Dorénavant, le couple sera toujours filmé ensemble, de plein pied ou parfois avec des plans américains. Cela renforce l’égalité entre Steve et Ninochtka qui ne sont jamais isolés dans un plan ou mis en avant à l’encontre de l’autre. Il n’y a pas non plus de gros plans sur leurs mouvements, sur leurs pas : on ne met pas en avant la technique de danse mais l’émotion, l’amplitude des gestes et la joie que ces chorégraphies et que ces danseurs dégagent. Ces plans larges nous permettent également de voir leur occupation de l’espace, leur enthousiasme. Les mouvements de caméra accompagnent donc parfaitement les mouvements de Steve et Ninochtka, renforçant leur symbiose et ne faisant d’eux qu’une seule et même entité au fur et à mesure du défilement des tableaux.

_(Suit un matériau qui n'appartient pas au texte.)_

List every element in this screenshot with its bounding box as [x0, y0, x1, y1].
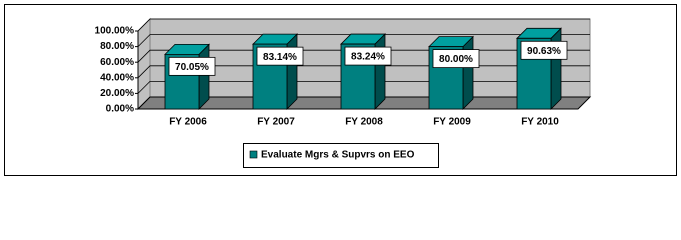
data-label-box	[168, 56, 216, 76]
x-tick-label: FY 2007	[257, 117, 295, 128]
legend-label: Evaluate Mgrs & Supvrs on EEO	[261, 150, 415, 161]
y-tick-label: 80.00%	[100, 41, 134, 52]
legend-swatch	[249, 150, 258, 159]
bar	[516, 27, 562, 110]
data-label: 80.00%	[439, 54, 473, 65]
side-wall	[137, 17, 151, 111]
data-label-box	[520, 40, 568, 60]
x-tick-label: FY 2008	[345, 117, 383, 128]
data-label: 83.14%	[263, 52, 297, 63]
bar	[428, 35, 474, 110]
x-tick-label: FY 2006	[169, 117, 207, 128]
bar-side	[550, 27, 562, 110]
bar	[252, 33, 298, 110]
bar	[340, 33, 386, 110]
bar-side	[198, 43, 210, 110]
y-tick-label: 100.00%	[95, 26, 135, 37]
y-tick-label: 40.00%	[100, 72, 134, 83]
data-label-box	[344, 46, 392, 66]
data-label: 83.24%	[351, 52, 385, 63]
bar	[164, 43, 210, 110]
legend-box	[243, 143, 439, 168]
data-label-box	[432, 49, 480, 68]
bar-side	[286, 33, 298, 110]
data-label: 90.63%	[527, 46, 561, 57]
chart: 0.00% 20.00% 40.00% 60.00% 80.00% 100.00% FY 2…	[4, 4, 677, 176]
y-tick-label: 60.00%	[100, 57, 134, 68]
y-tick-label: 0.00%	[106, 104, 134, 115]
bar-side	[462, 35, 474, 110]
grid-line	[137, 18, 590, 32]
data-label-box	[256, 46, 304, 66]
grid-line	[137, 34, 590, 47]
data-label: 70.05%	[175, 62, 209, 73]
y-tick-label: 20.00%	[100, 88, 134, 99]
x-tick-label: FY 2010	[521, 117, 559, 128]
bar-side	[374, 33, 386, 110]
x-tick-label: FY 2009	[433, 117, 471, 128]
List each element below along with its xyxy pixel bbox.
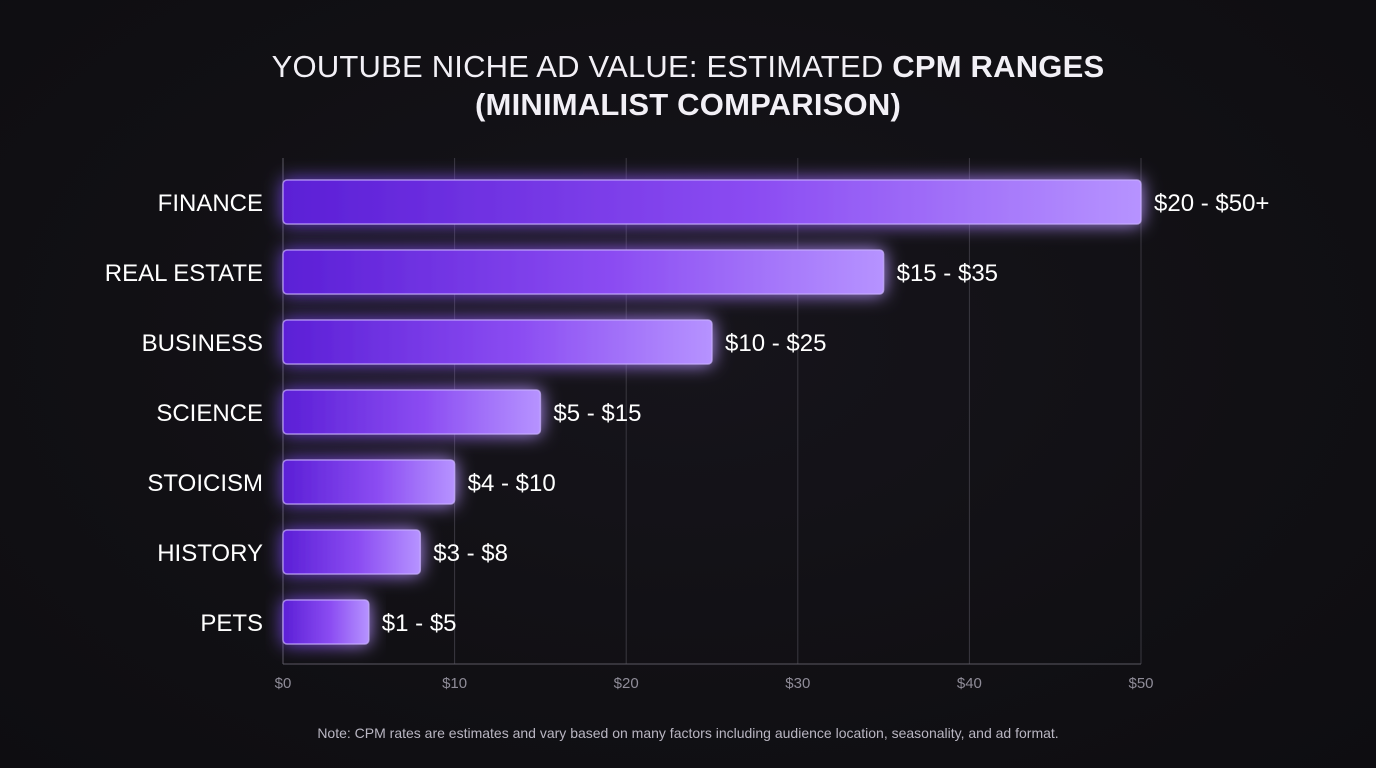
x-tick-label: $50 [1128,675,1153,692]
x-tick-label: $0 [275,675,292,692]
category-label: REAL ESTATE [105,260,263,287]
x-tick-label: $10 [442,675,467,692]
category-label: BUSINESS [142,330,263,357]
x-tick-label: $20 [614,675,639,692]
category-label: PETS [200,610,263,637]
chart-title-line2: (MINIMALIST COMPARISON) [475,87,901,122]
chart-title: YOUTUBE NICHE AD VALUE: ESTIMATED CPM RA… [0,48,1376,124]
data-label: $20 - $50+ [1154,190,1269,217]
grid-layer [282,158,1142,665]
bar [282,389,542,435]
bar [282,179,1142,225]
bar [282,459,456,505]
category-label: HISTORY [157,540,263,567]
data-label: $5 - $15 [553,400,641,427]
data-label: $10 - $25 [725,330,826,357]
x-tick-label: $40 [957,675,982,692]
bar [282,319,713,365]
chart-title-part2: CPM RANGES [892,49,1105,84]
bar [282,599,370,645]
data-label: $3 - $8 [433,540,508,567]
data-label: $4 - $10 [468,470,556,497]
data-label: $1 - $5 [382,610,457,637]
category-label: FINANCE [158,190,263,217]
x-tick-label: $30 [785,675,810,692]
bar-layer [282,179,1142,645]
text-layer: $0 $10 $20 $30 $40 $50 FINANCE $20 - $50+ REAL E… [105,190,1270,692]
chart-title-part1: YOUTUBE NICHE AD VALUE: ESTIMATED [271,49,893,84]
category-label: STOICISM [147,470,263,497]
category-label: SCIENCE [156,400,263,427]
data-label: $15 - $35 [897,260,998,287]
bar [282,249,885,295]
bar [282,529,422,575]
chart-note: Note: CPM rates are estimates and vary b… [317,725,1059,741]
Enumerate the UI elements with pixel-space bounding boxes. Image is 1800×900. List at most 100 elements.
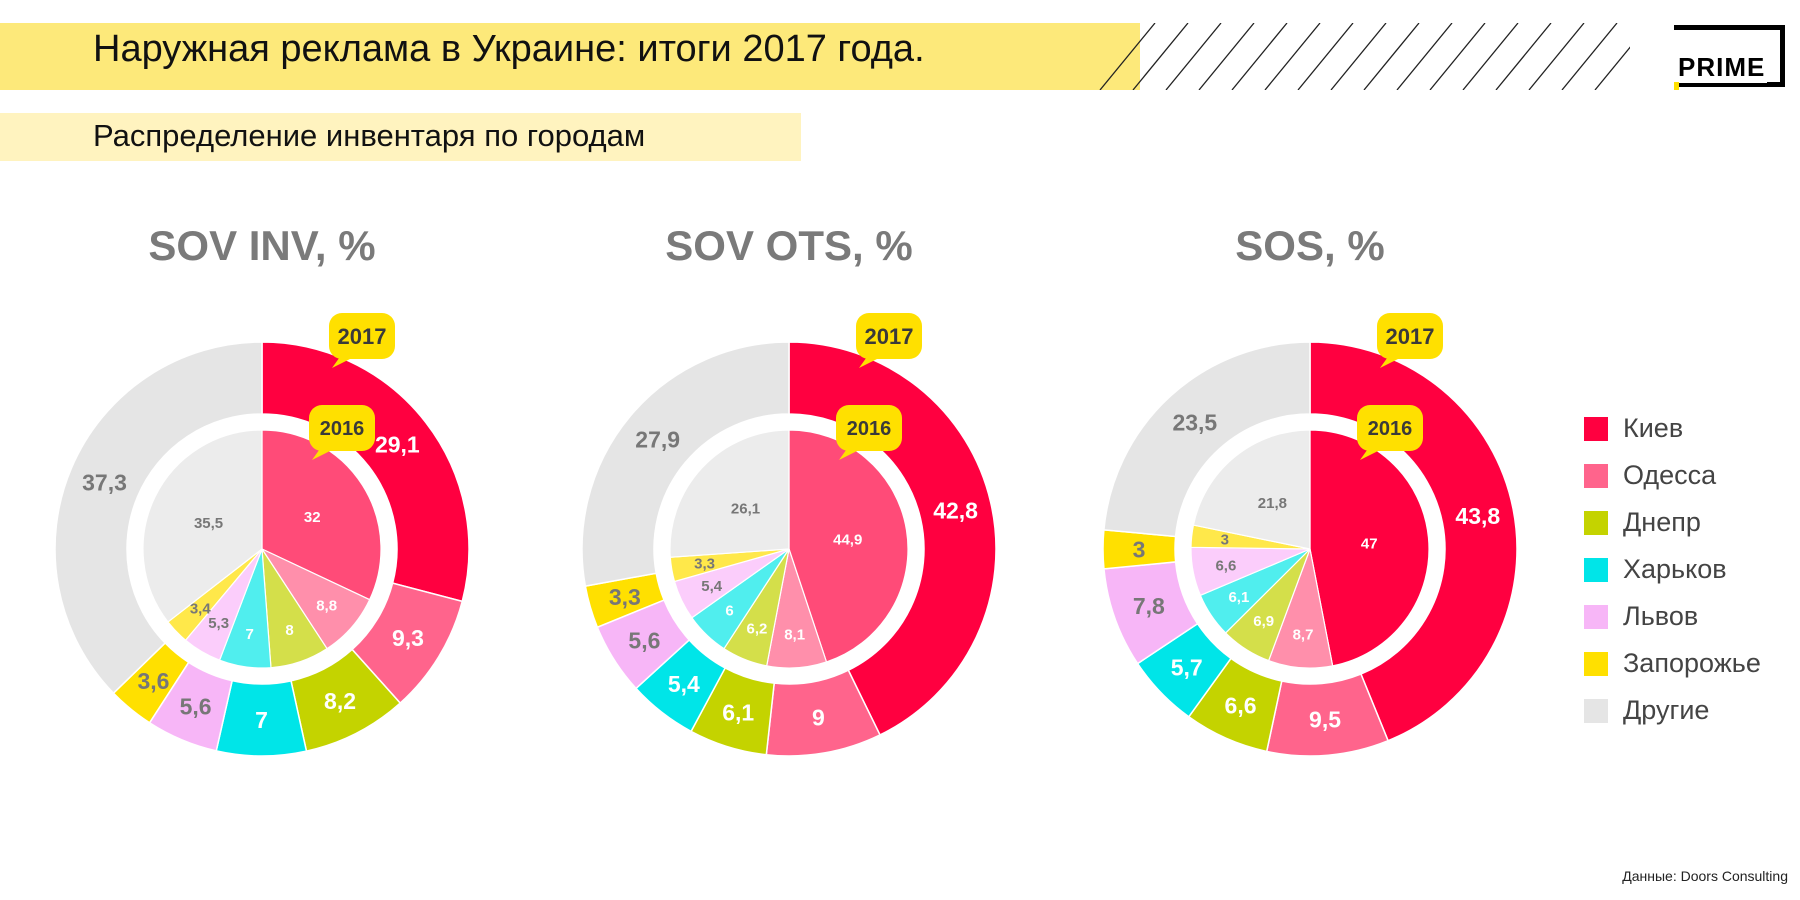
callout-pointer xyxy=(332,354,356,368)
outer-slice-label: 42,8 xyxy=(933,497,978,523)
outer-slice-label: 29,1 xyxy=(375,431,420,457)
chart-title: SOV OTS, % xyxy=(665,222,912,269)
callout-2017: 2017 xyxy=(856,313,922,368)
hatch-line xyxy=(1594,46,1630,90)
callout-bubble xyxy=(309,405,375,451)
outer-slice-label: 7,8 xyxy=(1133,593,1165,619)
outer-slice-label: 3 xyxy=(1133,536,1146,562)
outer-slice-label: 9 xyxy=(812,704,825,730)
callout-label: 2017 xyxy=(1386,324,1435,349)
legend-label: Запорожье xyxy=(1623,648,1761,678)
outer-slice-label: 5,7 xyxy=(1171,655,1203,681)
legend-swatch xyxy=(1584,557,1608,582)
chart-title: SOV INV, % xyxy=(148,222,375,269)
hatch-line xyxy=(1429,23,1486,90)
inner-slice-2016 xyxy=(261,429,382,601)
inner-slice-label: 3 xyxy=(1221,532,1229,549)
callout-2017: 2017 xyxy=(1377,313,1443,368)
callout-label: 2017 xyxy=(338,324,387,349)
callout-pointer xyxy=(1360,446,1384,460)
hatch-line xyxy=(1231,23,1288,90)
inner-slice-2016 xyxy=(142,429,263,623)
page-title: Наружная реклама в Украине: итоги 2017 г… xyxy=(93,28,925,70)
legend-swatch xyxy=(1584,463,1608,488)
callout-label: 2016 xyxy=(320,418,365,440)
legend-label: Днепр xyxy=(1623,507,1701,537)
outer-slice-label: 6,1 xyxy=(722,699,754,725)
hatch-line xyxy=(1165,23,1222,90)
legend-label: Львов xyxy=(1623,601,1699,631)
inner-slice-label: 6,2 xyxy=(747,620,768,637)
callout-bubble xyxy=(329,313,395,359)
legend-item-odessa: Одесса xyxy=(1584,452,1761,499)
legend-swatch xyxy=(1584,510,1608,535)
callout-label: 2016 xyxy=(847,418,892,440)
outer-slice-label: 3,3 xyxy=(609,584,641,610)
hatch-line xyxy=(1363,23,1420,90)
legend-item-lviv: Львов xyxy=(1584,593,1761,640)
inner-slice-label: 7 xyxy=(245,626,253,643)
hatch-line xyxy=(1462,23,1519,90)
prime-logo xyxy=(1674,25,1785,87)
outer-slice-label: 8,2 xyxy=(324,688,356,714)
callout-pointer xyxy=(839,446,863,460)
inner-slice-label: 26,1 xyxy=(731,500,760,517)
legend-label: Харьков xyxy=(1623,554,1727,584)
outer-slice-label: 23,5 xyxy=(1172,410,1217,436)
callout-bubble xyxy=(1357,405,1423,451)
inner-slice-label: 35,5 xyxy=(194,515,223,532)
callout-pointer xyxy=(859,354,883,368)
callout-2017: 2017 xyxy=(329,313,395,368)
data-source: Данные: Doors Consulting xyxy=(1622,868,1788,884)
title-bar xyxy=(0,23,1140,90)
callout-bubble xyxy=(836,405,902,451)
hatch-line xyxy=(1198,23,1255,90)
page-subtitle: Распределение инвентаря по городам xyxy=(93,118,646,153)
legend-item-kharkov: Харьков xyxy=(1584,546,1761,593)
callout-label: 2017 xyxy=(865,324,914,349)
inner-slice-label: 8,7 xyxy=(1293,626,1314,643)
hatch-decoration xyxy=(1099,23,1630,90)
callout-2016: 2016 xyxy=(1357,405,1423,460)
outer-slice-label: 43,8 xyxy=(1455,503,1500,529)
outer-slice-2017 xyxy=(1309,341,1518,742)
callout-pointer xyxy=(312,446,336,460)
inner-slice-2016 xyxy=(788,429,909,663)
subtitle-bar xyxy=(0,113,801,161)
outer-slice-2017 xyxy=(788,341,997,736)
hatch-line xyxy=(1330,23,1387,90)
callout-label: 2016 xyxy=(1368,418,1413,440)
outer-slice-label: 37,3 xyxy=(82,469,127,495)
callout-pointer xyxy=(1380,354,1404,368)
hatch-line xyxy=(1396,23,1453,90)
inner-slice-label: 5,3 xyxy=(208,615,229,632)
inner-slice-label: 6 xyxy=(725,603,733,620)
outer-slice-label: 3,6 xyxy=(138,668,170,694)
legend-label: Киев xyxy=(1623,413,1684,443)
legend-item-dnepr: Днепр xyxy=(1584,499,1761,546)
outer-slice-label: 5,6 xyxy=(628,627,660,653)
outer-slice-label: 6,6 xyxy=(1225,692,1257,718)
inner-slice-label: 5,4 xyxy=(701,578,723,595)
inner-slice-2016 xyxy=(1192,429,1311,550)
legend-label: Одесса xyxy=(1623,460,1717,490)
inner-slice-label: 3,3 xyxy=(694,556,715,573)
outer-slice-2017 xyxy=(54,341,263,695)
outer-slice-2017 xyxy=(581,341,790,588)
hatch-line xyxy=(1099,23,1156,90)
inner-slice-label: 6,9 xyxy=(1253,613,1274,630)
legend-swatch xyxy=(1584,416,1608,441)
callout-2016: 2016 xyxy=(309,405,375,460)
legend-swatch xyxy=(1584,604,1608,629)
outer-slice-2017 xyxy=(1103,341,1311,538)
inner-slice-label: 8 xyxy=(285,622,293,639)
hatch-line xyxy=(1297,23,1354,90)
inner-slice-label: 6,1 xyxy=(1228,589,1249,606)
hatch-line xyxy=(1132,23,1189,90)
hatch-line xyxy=(1495,23,1552,90)
outer-slice-label: 9,5 xyxy=(1309,706,1341,732)
inner-slice-2016 xyxy=(1309,429,1430,667)
hatch-line xyxy=(1264,23,1321,90)
outer-slice-label: 5,4 xyxy=(668,671,700,697)
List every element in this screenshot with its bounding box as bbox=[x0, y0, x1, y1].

S’opère donc un panorama, un défilement vers la gauche, symbole de leur promenade romantique, suivant l’avancée des protagonistes provoquant cette sensation de perpétuels mouvements, changements et évolution à la fois par les mouvements de caméra et par les images proposées. Enfin, le plan final est un plan rapproché sur Steve et Ninotchka, comme au début de la séquence, montrant parfaitement leur amour l’un pour l’autre alors qu’ils sourient, joue contre joue et enlacés.
Pour conclure, la séquence Mated to be Fated de Silk Stockings symbolise l’évolution de la relation entre Steve et Ninochtka grâce à une promenade, une balade romantique et joyeuse au travers de trois tableaux distincts dégageant des étapes dans l’histoire de ces deux protagonistes et dont les chorégraphies évolutives, la musique de plus en plus rythmée et les décors éclectiques appuient cette sensation de changements. Les mouvements de caméra s’alignent également à mettre en avant la joie qui s’émane du couple et leur progression inévitable vers leur union. Ainsi, cette séquence est le symbole qu’ils étaient destinés à s’unir : « fated to be mated« .
N’hésitez pas à lire l’analyse filmique sur L’Ombre d’un doute de Hitchcock si celle-ci vous a plu : ici !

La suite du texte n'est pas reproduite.